This is certainly not the first time CSPs have faced that kind of “embrace the future—even if it means death by a thousand cuts—or go down in flames” message, but if companies like Mode continue to gather speed, it could be a warning worth considering.
Augmented and Virtual Reality (AR/VR)
I came of age at a time when virtual reality seemed to be just around the corner. I remember when The Lawnmower Man was released, and let’s just say I had a fair number of classmates who were concerned about where this technology was headed. We’d lose ourselves in the machines, man! And from there the technology crept further and further into a certain brand of pop culture: Johnny Mnemonic, Strange Days, Virtuosity, The Matrix. On and on it went. This was our future: never knowing the real from the artificial, losing ourselves in computer-simulated dream worlds.

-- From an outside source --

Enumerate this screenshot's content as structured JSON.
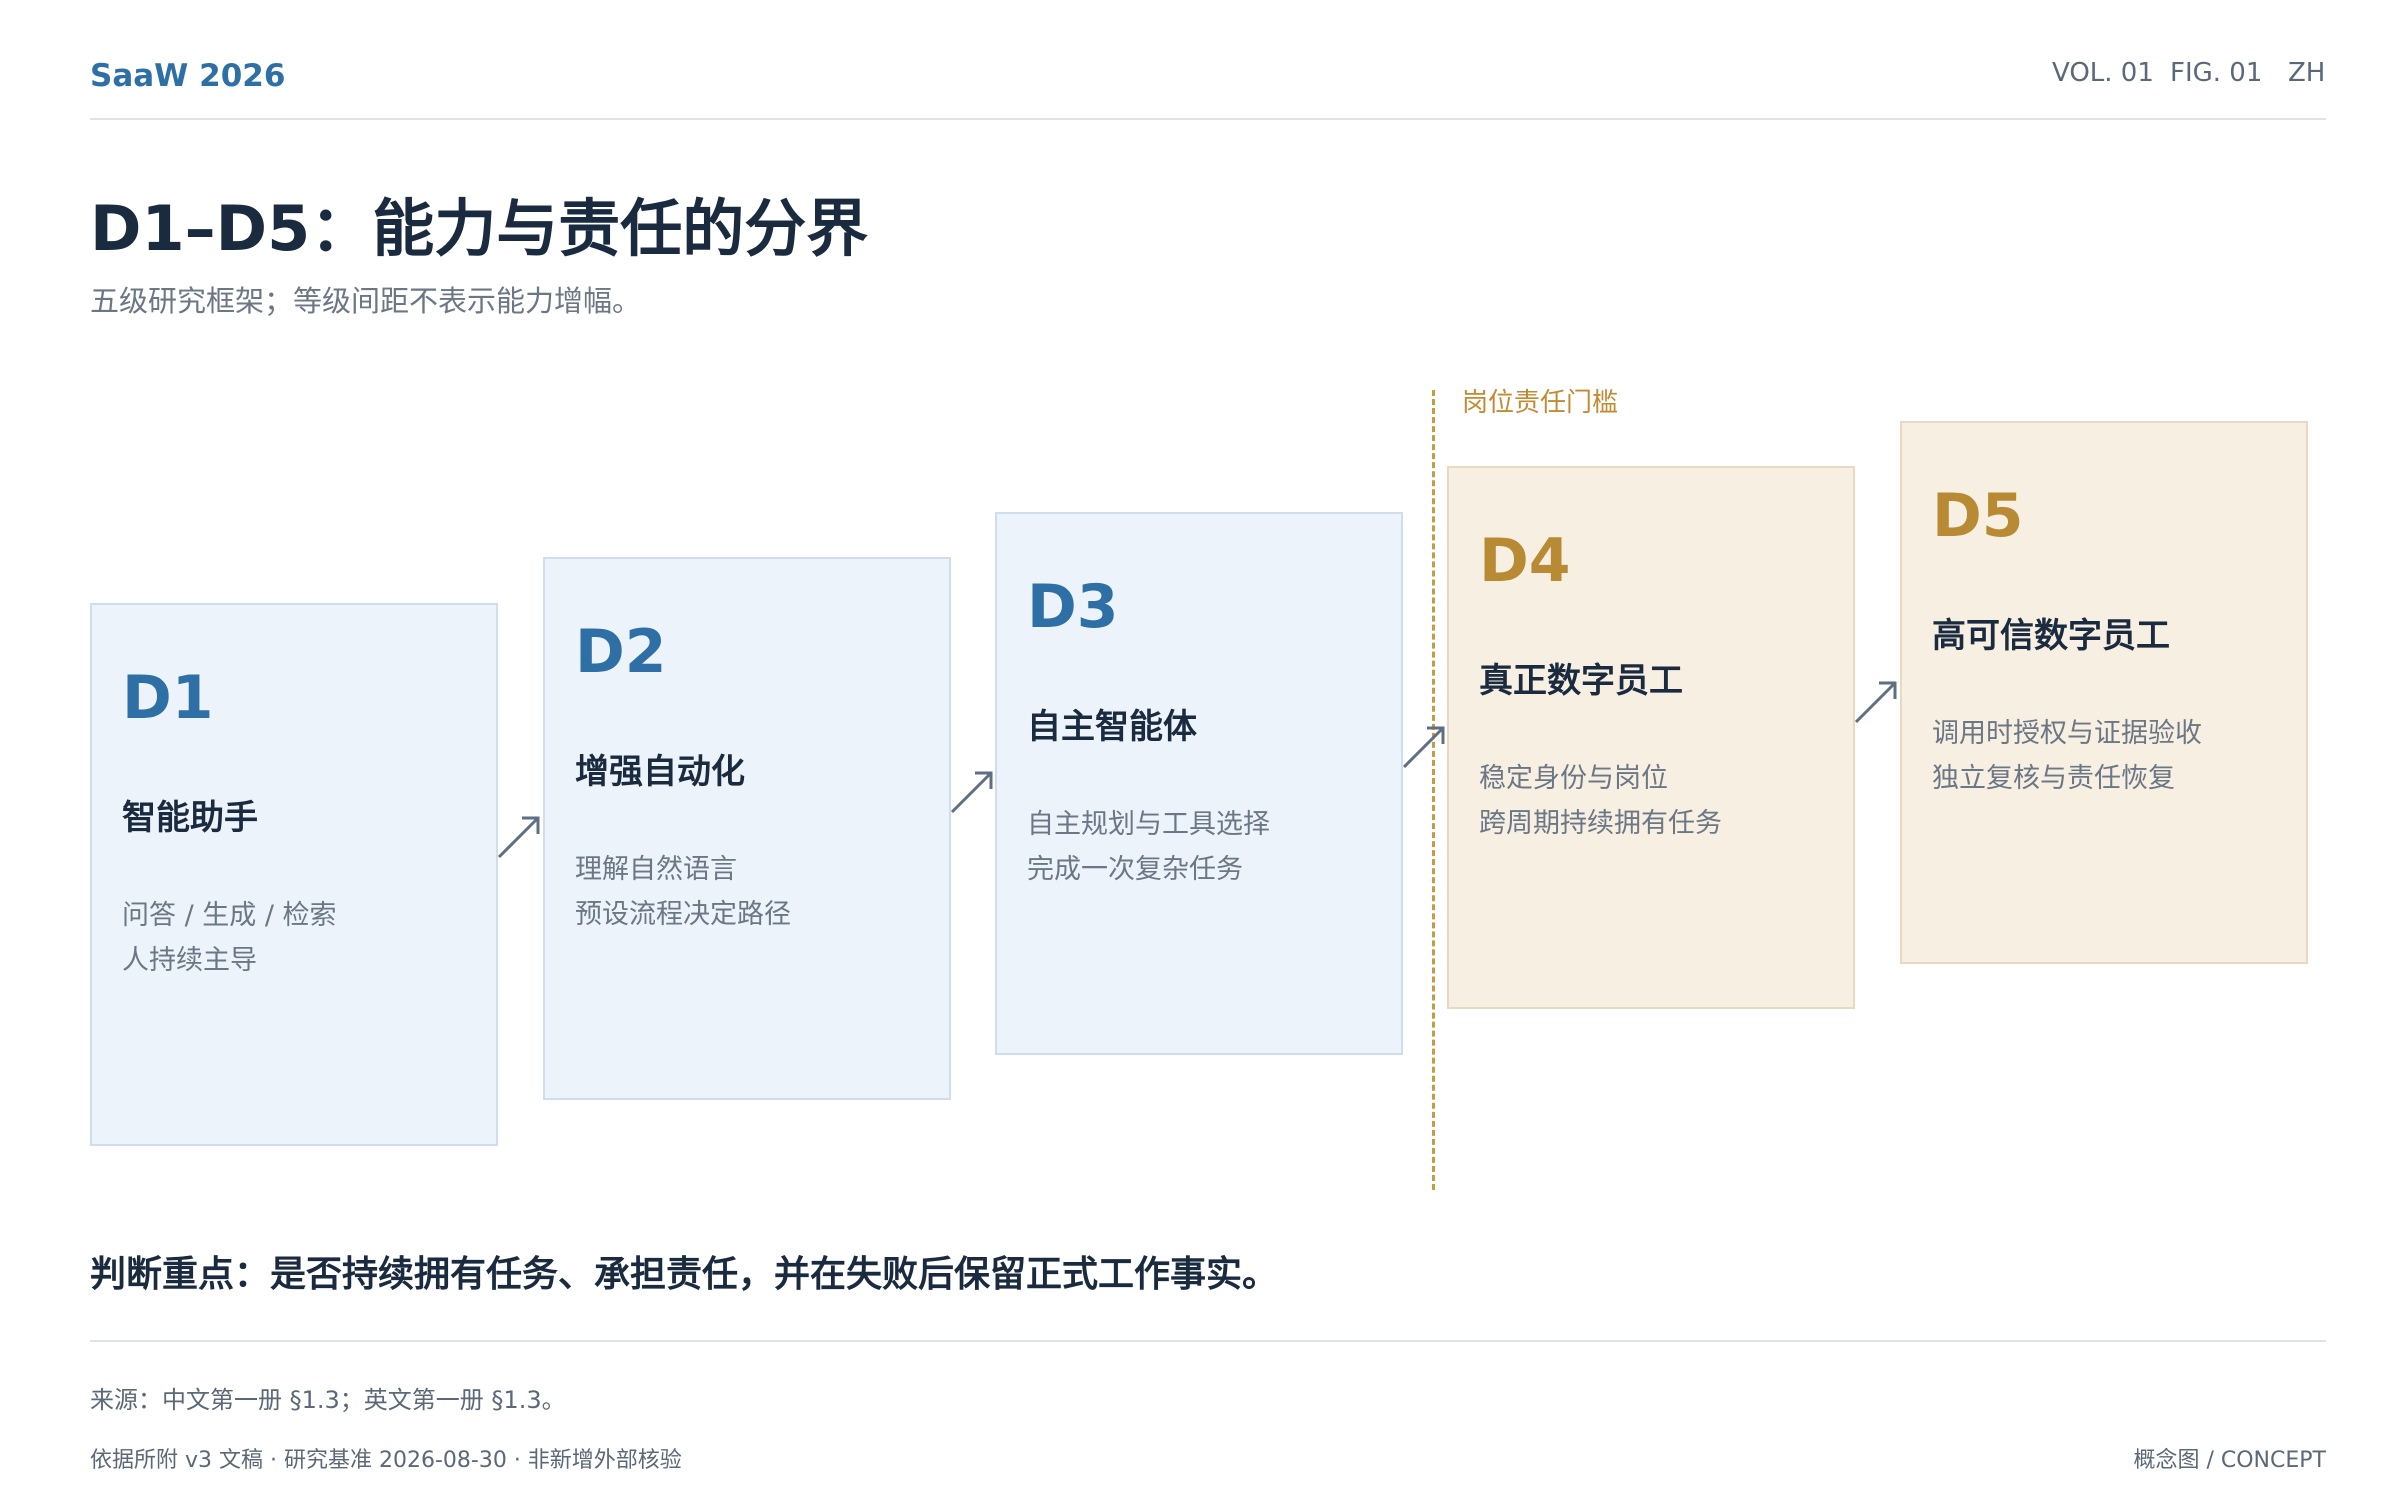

But I also remember trying out a Nintendo Virtual Boy at a Service Merchandise department store right after its release and being… underwhelmed. This is what was going to take over the world? I thought to experience virtual reality you needed to be strapped into a human-sized gyroscope in a neon bodysuit.
The hype cycle has been oh-so-long, but we really do seem to be getting somewhere. AR/VR/XR startups raised $3.6 billion in funding in the last year or so. Analysts CCS Insight predict 22 million VR headsets will be sold this year, pushing the AR/VR device market to $1.8 billion. Deloitte predicts that direct AR revenue will reach $1 billion by 2020 [PDF].
The tech is really solid, and becoming more affordable all the time. And CSPs really need to prepare for the bandwidth influx, as well as the many impacts widespread AR/VR adoption could have on the smartphone market, home-based entertainment, and a variety of other offerings.
In many ways, the success of this innovation relies on the success of another:
5G
Yeah. It’s coming. It’s probably overhyped. But if it lives up to a fraction of its potential, it could make everything else on this list shine that much brighter. For more on 5G, read pretty much any article about innovation in any publication anywhere, and we've certainly covered it extensively in Pipeline.
While 5G seems a bit of a loss-leader itself, the innovation and use cases built on top of it stand to change the future. It's the low-to-no latency, speeds, and reliability that lay the
foundations for self-driving cars and other mission-critical applications.
Will any of these innovations be as transformative as they have been set up to be? We have no idea—yet. But rather than delightfully choosing to just not know, we can do our best to stay primed for what’s next.